Una di loro grugnisce qualcosa ad un’altra. La seconda si dirige a un tavolino in un angolo e torna tenendo in mano, gioia delle gioie, un’enorme siringa.
Odio gli aghi. Li detesto proprio. E questo quando vengono utilizzati da un essere umano preparato e professionale in ambiente medico, per la mia salute, non quando un ago di grandi dimensioni viene brandito contro di me da un’orribile creatura aliena mentre sono intrappolata in una gabbia.
Il panico, che già è a un livello mai raggiunto prima, aumenta di un’altra tacca.

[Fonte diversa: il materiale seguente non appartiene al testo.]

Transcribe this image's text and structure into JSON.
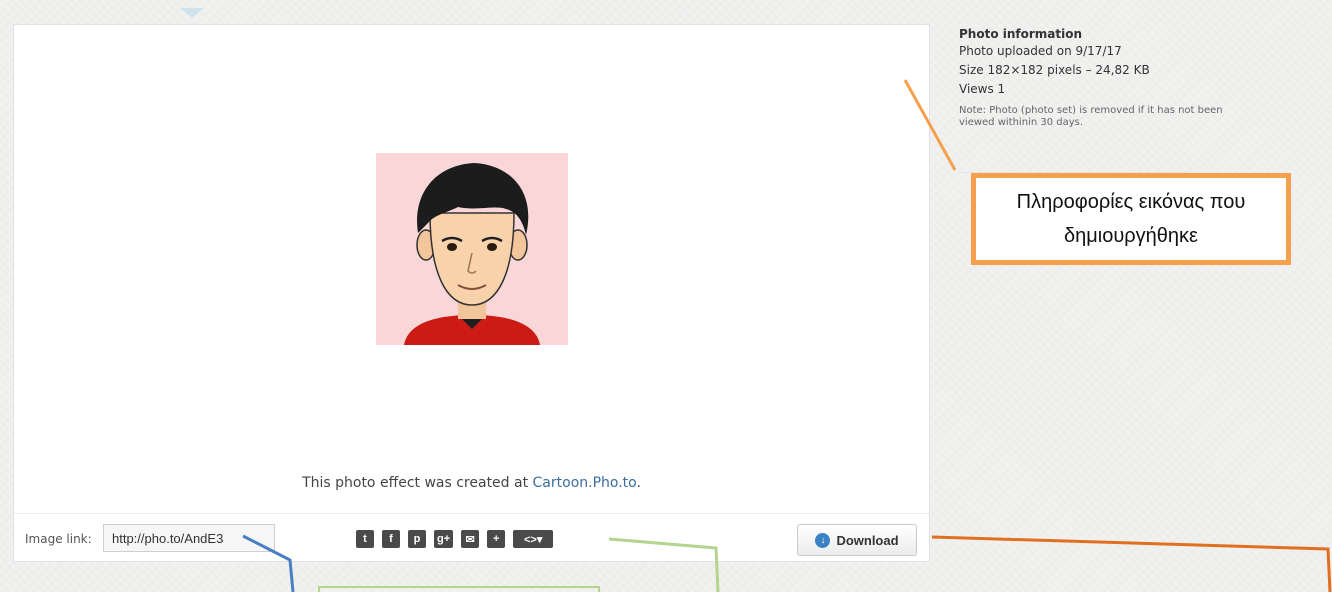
{
  "photo_panel": {
    "credit_prefix": "This photo effect was created at ",
    "credit_link": "Cartoon.Pho.to",
    "credit_suffix": "."
  },
  "toolbar": {
    "image_link_label": "Image link:",
    "image_link_value": "http://pho.to/AndE3",
    "share_buttons": [
      {
        "icon": "twitter-icon",
        "glyph": "t"
      },
      {
        "icon": "facebook-icon",
        "glyph": "f"
      },
      {
        "icon": "pinterest-icon",
        "glyph": "p"
      },
      {
        "icon": "google-plus-icon",
        "glyph": "g+"
      },
      {
        "icon": "email-icon",
        "glyph": "✉"
      },
      {
        "icon": "more-share-icon",
        "glyph": "+"
      },
      {
        "icon": "embed-code-icon",
        "glyph": "<>▾"
      }
    ],
    "download_label": "Download"
  },
  "info": {
    "title": "Photo information",
    "uploaded": "Photo uploaded on 9/17/17",
    "size": "Size 182×182 pixels – 24,82 KB",
    "views": "Views 1",
    "note": "Note: Photo (photo set) is removed if it has not been viewed withinin 30 days."
  },
  "annotation": {
    "callout_line1": "Πληροφορίες εικόνας που",
    "callout_line2": "δημιουργήθηκε",
    "colors": {
      "orange": "#f5a04c",
      "dark_orange": "#e07020",
      "blue": "#4a7fc4",
      "green": "#b3d58f"
    }
  }
}
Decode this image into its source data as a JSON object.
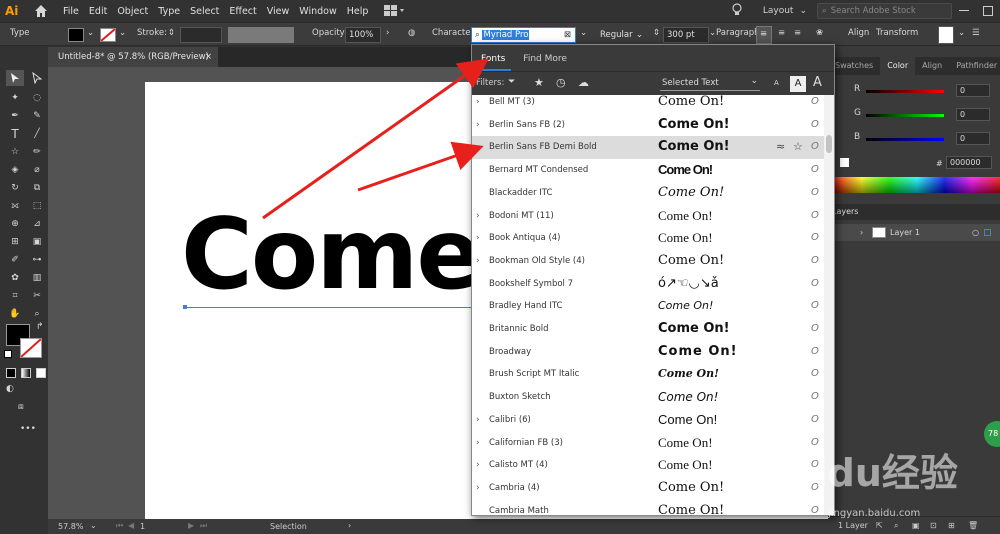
{
  "app": {
    "logo": "Ai"
  },
  "menu": [
    "File",
    "Edit",
    "Object",
    "Type",
    "Select",
    "Effect",
    "View",
    "Window",
    "Help"
  ],
  "menubar_right": {
    "workspace": "Layout",
    "search_placeholder": "Search Adobe Stock"
  },
  "controlbar": {
    "mode_label": "Type",
    "stroke_label": "Stroke:",
    "opacity_label": "Opacity:",
    "opacity_value": "100%",
    "character_label": "Character:",
    "font_value": "Myriad Pro",
    "style_value": "Regular",
    "size_value": "300 pt",
    "paragraph_label": "Paragraph:",
    "align_label": "Align",
    "transform_label": "Transform"
  },
  "document": {
    "tab_title": "Untitled-8* @ 57.8% (RGB/Preview)",
    "headline": "Come"
  },
  "font_panel": {
    "tabs": [
      "Fonts",
      "Find More"
    ],
    "filters_label": "Filters:",
    "selected_text_label": "Selected Text",
    "size_a_small": "A",
    "size_a_mid": "A",
    "size_a_large": "A",
    "type_glyph": "O",
    "fonts": [
      {
        "name": "Bell MT (3)",
        "sample": "Come On!",
        "has_children": true
      },
      {
        "name": "Berlin Sans FB (2)",
        "sample": "Come On!",
        "has_children": true
      },
      {
        "name": "Berlin Sans FB Demi Bold",
        "sample": "Come On!",
        "has_children": false,
        "highlighted": true
      },
      {
        "name": "Bernard MT Condensed",
        "sample": "Come On!",
        "has_children": false
      },
      {
        "name": "Blackadder ITC",
        "sample": "Come On!",
        "has_children": false
      },
      {
        "name": "Bodoni MT (11)",
        "sample": "Come On!",
        "has_children": true
      },
      {
        "name": "Book Antiqua (4)",
        "sample": "Come On!",
        "has_children": true
      },
      {
        "name": "Bookman Old Style (4)",
        "sample": "Come On!",
        "has_children": true
      },
      {
        "name": "Bookshelf Symbol 7",
        "sample": "ό↗☜◡↘ǎ",
        "has_children": false
      },
      {
        "name": "Bradley Hand ITC",
        "sample": "Come On!",
        "has_children": false
      },
      {
        "name": "Britannic Bold",
        "sample": "Come On!",
        "has_children": false
      },
      {
        "name": "Broadway",
        "sample": "Come On!",
        "has_children": false
      },
      {
        "name": "Brush Script MT Italic",
        "sample": "Come On!",
        "has_children": false
      },
      {
        "name": "Buxton Sketch",
        "sample": "Come On!",
        "has_children": false
      },
      {
        "name": "Calibri (6)",
        "sample": "Come On!",
        "has_children": true
      },
      {
        "name": "Californian FB (3)",
        "sample": "Come On!",
        "has_children": true
      },
      {
        "name": "Calisto MT (4)",
        "sample": "Come On!",
        "has_children": true
      },
      {
        "name": "Cambria (4)",
        "sample": "Come On!",
        "has_children": true
      },
      {
        "name": "Cambria Math",
        "sample": "Come On!",
        "has_children": false
      }
    ]
  },
  "right_panel": {
    "tabs": [
      "Swatches",
      "Color",
      "Align",
      "Pathfinder"
    ],
    "sliders": [
      {
        "label": "R",
        "value": "0"
      },
      {
        "label": "G",
        "value": "0"
      },
      {
        "label": "B",
        "value": "0"
      }
    ],
    "hex_prefix": "#",
    "hex_value": "000000",
    "layers_tab": "Layers",
    "layer_name": "Layer 1",
    "layers_count": "1 Layer"
  },
  "statusbar": {
    "zoom": "57.8%",
    "artboard": "1",
    "tool": "Selection"
  },
  "watermark": {
    "text": "Baidu经验",
    "url": "jingyan.baidu.com",
    "badge": "78"
  },
  "colors": {
    "arrow": "#e8201c",
    "highlight_row": "#dcdcdc",
    "accent": "#2d7fde"
  }
}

“No!” urlo, facendo sbattere le sbarre della gabbia in un patetico tentativo di... fare cosa, esattamente? Piegarle o romperle, così da poter scappare? Spaventare queste enormi creature? “No, per favore, non infilarmelo dentro, per favore... Farò qualsiasi cosa... Voglio solo andare a casa”.
Un’enorme mano con la punta ad artiglio mi afferra un avambraccio e mi tira su contro le sbarre. La forza della creatura è innegabile. Se decide di non lasciarmi andare, non andrò da nessuna parte...
Mentre punta la siringa al mio collo, le mie dita dei piedi, nude e ancora incrostate di fango secco, raschiano il freddo pavimento di pietra.
Aspetta un attimo. Il mio collo?
“Non mi vorrai conficcare quella cosa nel collo!” Dico con tutta l’autorità cui posso fare appello. “Scordatelo! Non. Succederà”.
La cosa grugnisce. Sento una puntura acuta nel punto sensibile sotto l’orecchio destro, e poi, per la seconda volta in quella che presumo sia la stessa sera, tutto si oscura.